26 Nov I have a pain (TERRY EAGLETON)
In a work like Philosophical Investigations, Wittgenstein was alert to the difference between real questions and phoney ones. A piece of language can have the grammatical form of a question but not actually be one. Or our grammar can misleadus into mistaking one kind of proposition for another. ‘What then, fellow countrymen, once the enemy is vanquished, can we not accomplish in the hour of victory?’ sounds like a question anticipating an answer, but is in fact a rhetorical question, to which one would probably be ill-advised to return the reply: ‘Nothing’. The utterance is cast in interrogative form simply to enhance its dramatic force. ‘So what?’, ‘Why don’t you get lost?’, and ‘What are you staring at?’ sound like questions but aren’t really. ‘Whereabouts in the body is the soul?’ might sound like a reasonable sort of question to pose, but only because we are thinking along the lines of a question like ‘Whereabouts in the body are the kidneys?’ ‘Where is my envy?’ has the form of a kosher question, but only because we are unconsciously modelling it on ‘Where is my armpit?’
Wittgenstein came to believe that a great many philosophical puzzles arise out of people misusing language in this way. Take, for example, the statement ‘I have a pain’, which is grammatically akin to ‘I have a hat’. This similarity might mislead us into thinking that pains, or ‘experiences’ in general, are things we have in the same way that we have hats.
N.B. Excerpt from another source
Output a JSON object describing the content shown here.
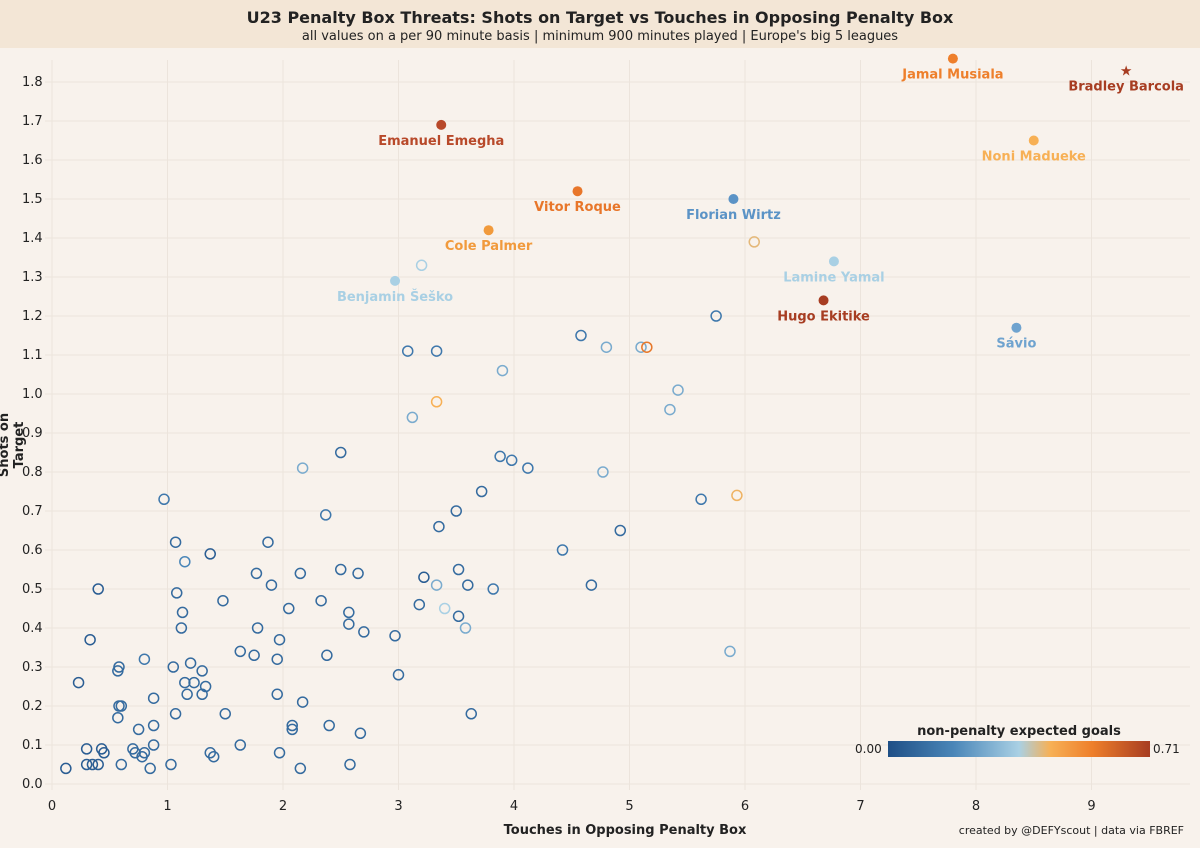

But it would be strange to say ‘Here, take my pain’. And though it would make sense to say ‘Is this your hat or mine?’, it would sound odd to ask ‘Is this your pain or mine?’ Perhaps there are several people in a room and a pain floating around in it; and as each person in turn doubles up in agony, we exclaim: ‘Ah, now he’s having it!’
This sounds merely silly; but in fact it has some fairly momentous implications. Wittgenstein is able to disentangle the grammar of ‘I have a hat’ from ‘I have a pain’ not only in a way that throws light on the use of personal pronouns like ‘I’ and ‘he’, but in ways which undermine the long-standing assumption that my experiences are a kind of private property. In fact, they seem even more like private property than my hat, since I can give away my hat, but not my pain. Wittgenstein shows us how grammar deceives us into thinking this way, and his case has radical, even politically radical, consequences.
The task of the philosopher, Wittgenstein thought, was not so much to resolve these inquiries as to dissolve them – to show that they spring from confusing one kind of ‘language game’, as he called it, with another. We are bewitched by the structure of our language, and the philosopher’s job was to demystify us, disentangling different uses of words. Language, because it inevitably has a degree of uniformity about it, tends to make different kinds of utterance look pretty much the same. So Wittgenstein toyed with the idea of appending as an epigraph to his Philosophical Investigations a quotation from King Lear: ‘I’ll teach you differences’.